Turkmenistan’s Strange Dictator: Saparmurat Niyazov
I’ve not been to Turkmenistan and I’ve never met anyone who has been there, but it sounds pretty bonkers. It’s the richest nation in Central Asia despite being about 80% desert, thanks to some pretty major oil reserves. They were a nomadic people for most of their history, and are famous for their excellent carpets, they even have a bit of carpet on their flag.
Saparmurat Niyazov, Turkmenistan’s leader from 1990 until he died in 2006, set up an incredibly strange and overbearing cult of personality during his reign. Some of the laws he introduced sound like a joke, but unfortunately for the Turkmen it was very real.
The Turkmenistan media referred to him as “His Excellency Saparmurat Türkmenbaşy, President of Turkmenistan and Chairman of the Cabinet of Ministers” which is a bit over indulgent. He just called himself Türkmenbaşy, meaning Leader of Turkmen.
He was a very rich man and had a strangle hold on the country and it’s oil, exercising his power in a banal and whimsical fashion. He was in charge whilst the communist tendrils of Russia shriveled away; he promised democracy but all he actually seemed to do was flood the entire nation with his name and image. He named the town of Krasnovodsk after himself – Turkmenbashi, but it didn’t stop there, naming schools, airports and even a meteorite after himself and members of his family. Even the calendar wasn’t spared, September was renamed Ruhnama after the book he had finished writing in the month of September. The month of April and the word “bread” became Gurbansoltan Eje, the name of his mother.
He banned internet usage for anything other than state business and in 2000 closed all internet cafes. In March 2004, 15,000 public health workers were dismissed including nurses, midwives, school health visitors and orderlies. In February 2005 all hospitals outside Aşgabat (the capital) were ordered to shut, with the reasoning that the sick should come to the capital for treatment. That is just plain mental.
He also shut all libraries in the country other than those in the capital. He decided that the only books people needed to read were the Koran and his book, Ruhnama. If you like, you can read the whole book online here.
In 2006 he cancelled or slashed most pensions and ordered any pensions that had been paid for the previous two years be paid taken back! Of course this caused deaths in the elderly population, but The Ministry of Foreign Affairs complained that Western media were making it up and blowing things out of proportion.
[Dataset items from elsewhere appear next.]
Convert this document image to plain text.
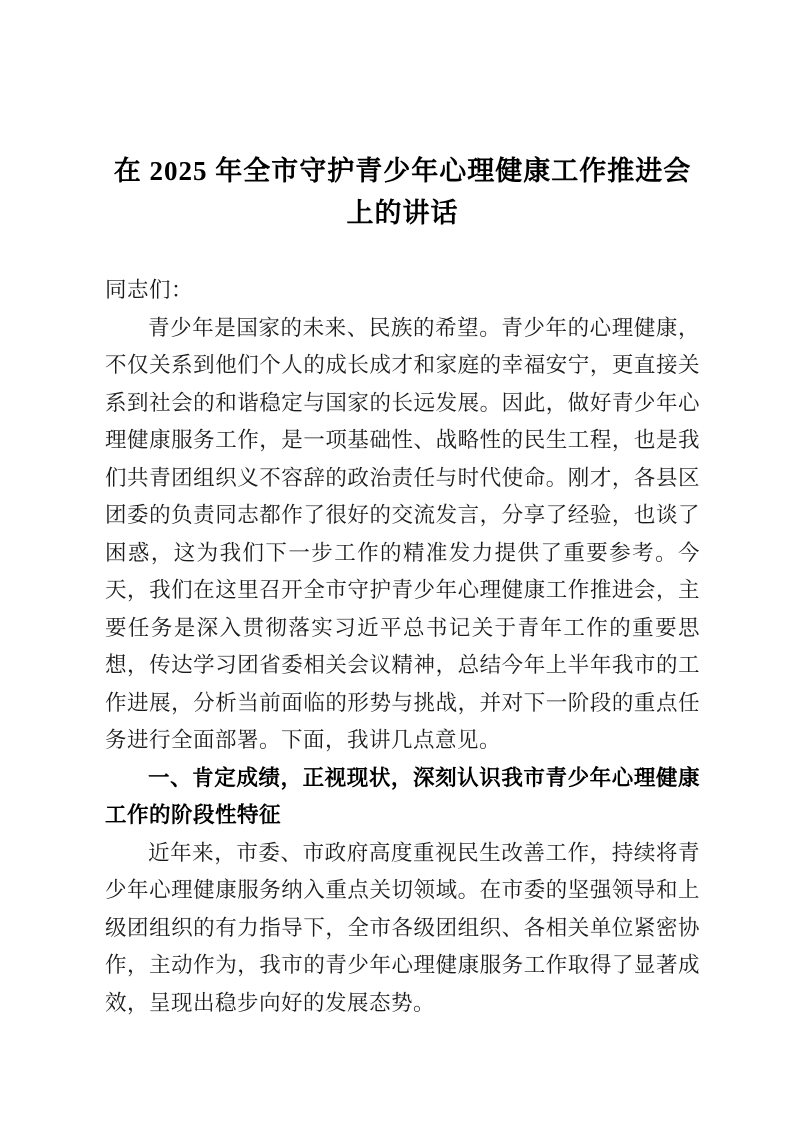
在 2025 年全市守护青少年心理健康工作推进会上的讲话

同志们：

青少年是国家的未来、民族的希望。青少年的心理健康，不仅关系到他们个人的成长成才和家庭的幸福安宁，更直接关系到社会的和谐稳定与国家的长远发展。因此，做好青少年心理健康服务工作，是一项基础性、战略性的民生工程，也是我们共青团组织义不容辞的政治责任与时代使命。刚才，各县区团委的负责同志都作了很好的交流发言，分享了经验，也谈了困惑，这为我们下一步工作的精准发力提供了重要参考。今天，我们在这里召开全市守护青少年心理健康工作推进会，主要任务是深入贯彻落实习近平总书记关于青年工作的重要思想，传达学习团省委相关会议精神，总结今年上半年我市的工作进展，分析当前面临的形势与挑战，并对下一阶段的重点任务进行全面部署。下面，我讲几点意见。

一、肯定成绩，正视现状，深刻认识我市青少年心理健康工作的阶段性特征

近年来，市委、市政府高度重视民生改善工作，持续将青少年心理健康服务纳入重点关切领域。在市委的坚强领导和上级团组织的有力指导下，全市各级团组织、各相关单位紧密协作，主动作为，我市的青少年心理健康服务工作取得了显著成效，呈现出稳步向好的发展态势。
His madness didn’t stop there: Niyazov banned the use of lip syncing at public concerts in 2005 along with sound recordings at “musical performances on state holidays, in broadcasts by Turkmen television channels, at all cultural events organized by the state… in places of mass assembly and at weddings and celebrations organized by the public”. Why? His thinking was that recorded music hindered the development of musical arts. Quite baffling.
Niyazov also banished dogs from the capital because of their smell and ordered an ice rink to be built so that people from the desert could learn to ice skate. He had heart surgery in 1997 so had to quit smoking, so he banned smoking in all public places and all public employees had to quit too. So these days it is only inside restaurants and bars where you can spark up.
He outlawed opera, ballet, and the circus in 2001 for being “decidedly unturkmen-like” and in 2004 outlawed men having long hair or beards. He abolished the use of makeup by news readers as he said he was finding it difficult to tell apart the males and females and discouraged gold teeth saying that you should strengthen your teeth by chewing on bones like dogs do so that they don’t fall out.
Here’s the quote: “I watched young dogs when I was young. They were given bones to gnaw to strengthen their teeth. Those of you whose teeth have fallen out did not chew on bones. This is my advice…”
He had a suprise heart attack in 2005 and died. His successor Gurbanguly Berdimuhamedow is slowly dismantling some of his more wacky decrees whilst installing his very own, slightly more covert, cult of personality. The drama continues.